Data provided through an app and cell phone operators
The DeteCCovid algorithm uses data sets provided by various sources. On the one hand, collaboratively and anonymously through GPS in an app that citizen volunteers can install on their cell phones, and on the other hand, through data, also anonymous, provided by cell phone operators. «These series of data, consisting of pairs of coordinates plus instant time, are stored for a maximum of 21 days, enough time to avoid the risk of contagion,» says Javier Palanca, researcher at the GTIIA-VRAIN Institute of the UPV.
Regarding its operation, the UPV researchers explain that the user’s app would send every minute, in a secure way, its position to a cloud of the health authority. And, thus, when the Health Authority diagnoses a positive COVID-19, it would notify DeteCCovid and would obtain, as a result, the anonymous identifiers of the people who have shared space in the same time interval.

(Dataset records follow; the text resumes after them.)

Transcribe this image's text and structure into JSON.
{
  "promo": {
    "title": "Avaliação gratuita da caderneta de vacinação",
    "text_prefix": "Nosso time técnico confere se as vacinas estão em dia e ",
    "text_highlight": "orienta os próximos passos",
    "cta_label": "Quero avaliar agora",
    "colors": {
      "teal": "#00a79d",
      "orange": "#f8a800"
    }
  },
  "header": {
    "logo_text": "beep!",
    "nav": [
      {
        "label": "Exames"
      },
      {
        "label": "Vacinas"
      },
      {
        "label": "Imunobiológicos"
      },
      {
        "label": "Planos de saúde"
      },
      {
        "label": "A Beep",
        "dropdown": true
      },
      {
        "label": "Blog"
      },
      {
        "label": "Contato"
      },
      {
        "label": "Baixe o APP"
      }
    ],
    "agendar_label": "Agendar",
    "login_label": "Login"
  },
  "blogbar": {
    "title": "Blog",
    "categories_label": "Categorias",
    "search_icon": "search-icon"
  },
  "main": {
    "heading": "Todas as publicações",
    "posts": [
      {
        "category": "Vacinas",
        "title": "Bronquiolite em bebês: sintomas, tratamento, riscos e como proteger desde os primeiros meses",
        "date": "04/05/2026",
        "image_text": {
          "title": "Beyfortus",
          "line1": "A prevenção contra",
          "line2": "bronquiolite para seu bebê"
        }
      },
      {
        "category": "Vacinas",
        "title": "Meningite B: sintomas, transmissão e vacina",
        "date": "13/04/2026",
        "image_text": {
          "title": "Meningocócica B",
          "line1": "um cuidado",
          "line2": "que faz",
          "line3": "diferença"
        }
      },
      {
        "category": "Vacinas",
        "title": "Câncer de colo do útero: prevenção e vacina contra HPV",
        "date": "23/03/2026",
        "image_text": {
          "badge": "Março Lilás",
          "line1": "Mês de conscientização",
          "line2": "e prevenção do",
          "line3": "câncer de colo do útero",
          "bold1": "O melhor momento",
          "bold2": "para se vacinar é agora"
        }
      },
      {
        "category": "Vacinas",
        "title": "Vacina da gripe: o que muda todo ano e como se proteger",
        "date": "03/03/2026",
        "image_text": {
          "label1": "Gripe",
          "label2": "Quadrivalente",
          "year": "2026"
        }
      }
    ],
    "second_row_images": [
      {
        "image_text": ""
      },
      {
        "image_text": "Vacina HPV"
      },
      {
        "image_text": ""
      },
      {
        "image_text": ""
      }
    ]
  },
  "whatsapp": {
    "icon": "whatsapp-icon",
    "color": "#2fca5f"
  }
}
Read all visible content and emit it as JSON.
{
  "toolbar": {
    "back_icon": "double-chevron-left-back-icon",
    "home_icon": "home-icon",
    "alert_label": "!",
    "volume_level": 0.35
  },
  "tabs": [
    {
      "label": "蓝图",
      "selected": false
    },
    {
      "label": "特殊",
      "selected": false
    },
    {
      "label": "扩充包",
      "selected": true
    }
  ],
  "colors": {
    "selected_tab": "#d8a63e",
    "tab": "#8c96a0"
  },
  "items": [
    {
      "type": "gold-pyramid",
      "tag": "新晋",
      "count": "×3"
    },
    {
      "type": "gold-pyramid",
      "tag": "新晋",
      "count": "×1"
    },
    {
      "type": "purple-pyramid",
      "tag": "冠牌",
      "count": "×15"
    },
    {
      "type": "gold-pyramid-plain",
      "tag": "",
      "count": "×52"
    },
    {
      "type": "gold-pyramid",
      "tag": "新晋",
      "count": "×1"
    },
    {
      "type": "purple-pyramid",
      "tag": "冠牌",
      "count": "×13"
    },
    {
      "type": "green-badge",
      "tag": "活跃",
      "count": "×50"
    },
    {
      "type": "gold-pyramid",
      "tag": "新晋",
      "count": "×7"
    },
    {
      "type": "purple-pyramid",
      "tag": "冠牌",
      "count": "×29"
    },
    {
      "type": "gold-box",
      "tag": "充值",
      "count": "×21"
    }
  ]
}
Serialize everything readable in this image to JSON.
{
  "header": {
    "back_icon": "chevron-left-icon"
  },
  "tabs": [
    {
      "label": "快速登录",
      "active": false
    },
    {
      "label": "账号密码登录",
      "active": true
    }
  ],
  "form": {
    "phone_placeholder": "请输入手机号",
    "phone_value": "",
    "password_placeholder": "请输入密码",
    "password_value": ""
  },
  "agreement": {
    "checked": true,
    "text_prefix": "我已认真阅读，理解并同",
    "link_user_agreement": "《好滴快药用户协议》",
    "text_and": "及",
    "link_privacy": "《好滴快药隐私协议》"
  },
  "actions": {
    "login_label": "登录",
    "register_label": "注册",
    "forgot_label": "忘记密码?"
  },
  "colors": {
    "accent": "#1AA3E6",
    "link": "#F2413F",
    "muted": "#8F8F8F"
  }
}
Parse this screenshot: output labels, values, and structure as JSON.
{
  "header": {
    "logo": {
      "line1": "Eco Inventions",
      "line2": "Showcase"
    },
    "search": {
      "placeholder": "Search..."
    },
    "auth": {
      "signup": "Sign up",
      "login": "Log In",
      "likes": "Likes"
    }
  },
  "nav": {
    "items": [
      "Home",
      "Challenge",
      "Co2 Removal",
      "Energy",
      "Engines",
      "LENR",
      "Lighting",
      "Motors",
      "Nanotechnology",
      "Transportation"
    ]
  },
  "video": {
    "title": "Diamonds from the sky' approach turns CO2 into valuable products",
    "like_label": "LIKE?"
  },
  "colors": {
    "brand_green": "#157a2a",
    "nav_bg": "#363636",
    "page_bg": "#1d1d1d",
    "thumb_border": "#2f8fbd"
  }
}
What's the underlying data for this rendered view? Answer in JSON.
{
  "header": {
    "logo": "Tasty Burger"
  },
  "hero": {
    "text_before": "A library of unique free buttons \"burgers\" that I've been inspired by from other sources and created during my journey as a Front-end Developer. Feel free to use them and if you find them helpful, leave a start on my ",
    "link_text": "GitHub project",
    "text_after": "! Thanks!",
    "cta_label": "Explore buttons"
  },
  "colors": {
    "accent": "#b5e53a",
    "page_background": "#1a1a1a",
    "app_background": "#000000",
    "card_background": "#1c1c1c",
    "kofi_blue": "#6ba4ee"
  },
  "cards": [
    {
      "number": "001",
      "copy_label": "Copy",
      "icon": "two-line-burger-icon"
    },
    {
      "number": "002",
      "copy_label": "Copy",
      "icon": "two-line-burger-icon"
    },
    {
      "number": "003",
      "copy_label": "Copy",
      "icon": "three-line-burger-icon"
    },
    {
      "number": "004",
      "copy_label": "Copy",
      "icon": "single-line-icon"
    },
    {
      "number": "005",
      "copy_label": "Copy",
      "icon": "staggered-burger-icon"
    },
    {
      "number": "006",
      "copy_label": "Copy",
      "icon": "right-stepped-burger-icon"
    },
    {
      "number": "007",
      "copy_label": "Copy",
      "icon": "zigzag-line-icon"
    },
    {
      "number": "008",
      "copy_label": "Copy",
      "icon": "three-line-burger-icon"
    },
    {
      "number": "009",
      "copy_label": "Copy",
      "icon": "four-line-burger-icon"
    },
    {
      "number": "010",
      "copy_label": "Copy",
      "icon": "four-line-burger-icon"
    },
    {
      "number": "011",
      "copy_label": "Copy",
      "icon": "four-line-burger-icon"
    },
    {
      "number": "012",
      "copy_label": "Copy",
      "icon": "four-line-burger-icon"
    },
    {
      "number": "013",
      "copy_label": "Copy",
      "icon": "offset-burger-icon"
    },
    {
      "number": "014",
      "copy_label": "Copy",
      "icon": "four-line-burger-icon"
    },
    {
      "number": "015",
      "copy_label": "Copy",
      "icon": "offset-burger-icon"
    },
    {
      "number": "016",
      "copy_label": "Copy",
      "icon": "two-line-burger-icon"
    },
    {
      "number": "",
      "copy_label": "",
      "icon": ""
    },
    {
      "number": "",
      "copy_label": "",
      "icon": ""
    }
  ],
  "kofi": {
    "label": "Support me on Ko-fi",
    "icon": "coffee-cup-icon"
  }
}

To do this, as Javier Palanca explains, DeteCCovid uses a three-dimensional projection (space, time) and labels each anonymous identifier with a risk of contagion based on the information of the place where it occurred and the time interval (day, hour, minutes) in which it occurred.
«The classification of a citizen as infected,» Botti points out, «will depend solely and exclusively on the health authority, which would also be responsible for contacting, when appropriate, the persons at risk of contagion and carrying out the tests or adopting the appropriate containment strategies for them.»
A system tested with more than 2 billion geolocated tweets
The director of the VRAIN-UPV Institute points out that the system has been tested, for other applications, with more than 2 billion geolocated tweets over the last five years. «As we do not have access to real data – this will be possible when the application is distributed to the population – we have used these tweets as an alternative for validation. The tweets represent real data from real people with real locations and, therefore, allow us to infer the performance with massive data as would be the case with apps or telemarketers. Therefore, once validated, we make DeteCCovid available to the health authorities, with the aim of contributing to the control and management of this pandemic,» Botti concludes.